Self-described introvert Roland Gopel has found his own patch of paradise on top of a hill overlooking the townsite of Menzies, 730km inland from Perth.
The 58-year-old, with a thick grey beard and flowing hair, lives alone in bushland in a caravan borrowed from a friend, with only the flies for company.
Leaving Perth behind because of sky-high rental prices, he settled on Menzies, population 250, two years ago for its affordability.
"I was getting nowhere renting in Perth … I couldn't find a place where I could afford," Mr Gopel said.
"I ended up moving five times within one year in Perth and I'd had a gutful of moving around."
The sprawling views of the bushland are only interrupted by his closest neighbour, Prospector Pete, and the trains that roar past the back of his block.
He has no toilet or sewerage, periodically emptying a bucket at the local caravan park, but has his own rainwater tank for drinking and showering.
There are solar panels set up for electricity, though not enough power in his 12 batteries to run air conditioning, as well as a satellite dish for internet for the self-confessed computer nerd.
Man just wants to be left alone
MrGopel says he pays his rates and should be left alone to live in peace, although he concedes that is looking highly unlikely.
He is being penalised $50 a day for what the Shire of Menzies calls "camping illegally".
Shire CEO Rhonda Evans said there was an incorrect belief within some sections of the community that people who pay their rates can do what they want with their property.
She declined to comment further because the matter is still before the courts.
On August 1, Mr Gopel was fined $1,000 plus court costs of $1,745.50, while the Shire began seeking a $50 daily penalty.
The fine has grown to $4,750 in the three months since his last court appearance.
Man says he has nowhere else to go
MrGopel has lived something of a nomadic existence, holding various jobs as a pig farmer and most recently as a truck driver, and is now in the process of applying for a disability pension.
He has told the Shire "they're dreaming" if they expect him to pay the fines, maintaining no-one has the right to tell him what to do on his property.
Mr Gopel described the legal action taken by the council as "government overreach".
"There's no mortgage, I pay my rates but I have no services," he said.
"I'm doing no harm.

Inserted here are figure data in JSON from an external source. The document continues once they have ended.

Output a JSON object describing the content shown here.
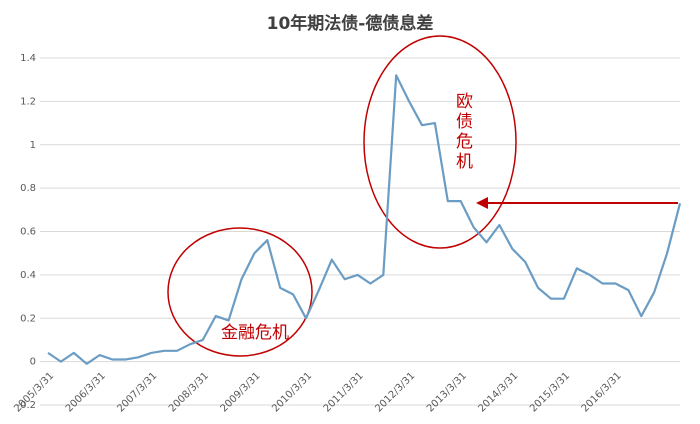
{
  "chart_data": {
    "type": "line",
    "title": "10年期法债-德债息差",
    "categories": [
      "2005/3/31",
      null,
      null,
      null,
      "2006/3/31",
      null,
      null,
      null,
      "2007/3/31",
      null,
      null,
      null,
      "2008/3/31",
      null,
      null,
      null,
      "2009/3/31",
      null,
      null,
      null,
      "2010/3/31",
      null,
      null,
      null,
      "2011/3/31",
      null,
      null,
      null,
      "2012/3/31",
      null,
      null,
      null,
      "2013/3/31",
      null,
      null,
      null,
      "2014/3/31",
      null,
      null,
      null,
      "2015/3/31",
      null,
      null,
      null,
      "2016/3/31",
      null,
      null,
      null,
      null,
      null
    ],
    "values": [
      0.04,
      0.0,
      0.04,
      -0.01,
      0.03,
      0.01,
      0.01,
      0.02,
      0.04,
      0.05,
      0.05,
      0.08,
      0.1,
      0.21,
      0.19,
      0.38,
      0.5,
      0.56,
      0.34,
      0.31,
      0.2,
      0.33,
      0.47,
      0.38,
      0.4,
      0.36,
      0.4,
      1.32,
      1.2,
      1.09,
      1.1,
      0.74,
      0.74,
      0.62,
      0.55,
      0.63,
      0.52,
      0.46,
      0.34,
      0.29,
      0.29,
      0.43,
      0.4,
      0.36,
      0.36,
      0.33,
      0.21,
      0.32,
      0.5,
      0.73
    ],
    "color": "#6b9cc3",
    "ylim": [
      -0.2,
      1.4
    ],
    "yticks": [
      -0.2,
      0,
      0.2,
      0.4,
      0.6,
      0.8,
      1,
      1.2,
      1.4
    ],
    "grid": true,
    "annotations": [
      "金融危机",
      "欧债危机"
    ]
  }
}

There are quite a few of the locals who have no problem with me being here.
"If I didn't live here I'd be homeless."
Court date set for later this month
MrGopel said he sees parallels between his story and the movie, The Castle, the fictional story of a working class family's fight to stay in its Melbourne home after the government moves to compulsorily acquire the land for an airport expansion.
The movie ended up in the High Court, but Mr Gopel's due to appear next in the Leonora Magistrate's Court on November 21.
He is undecided whether he will attend court, or whether he will engage legal counsel.
"I haven't quite decided. I might see if I can get some legal aid," he said.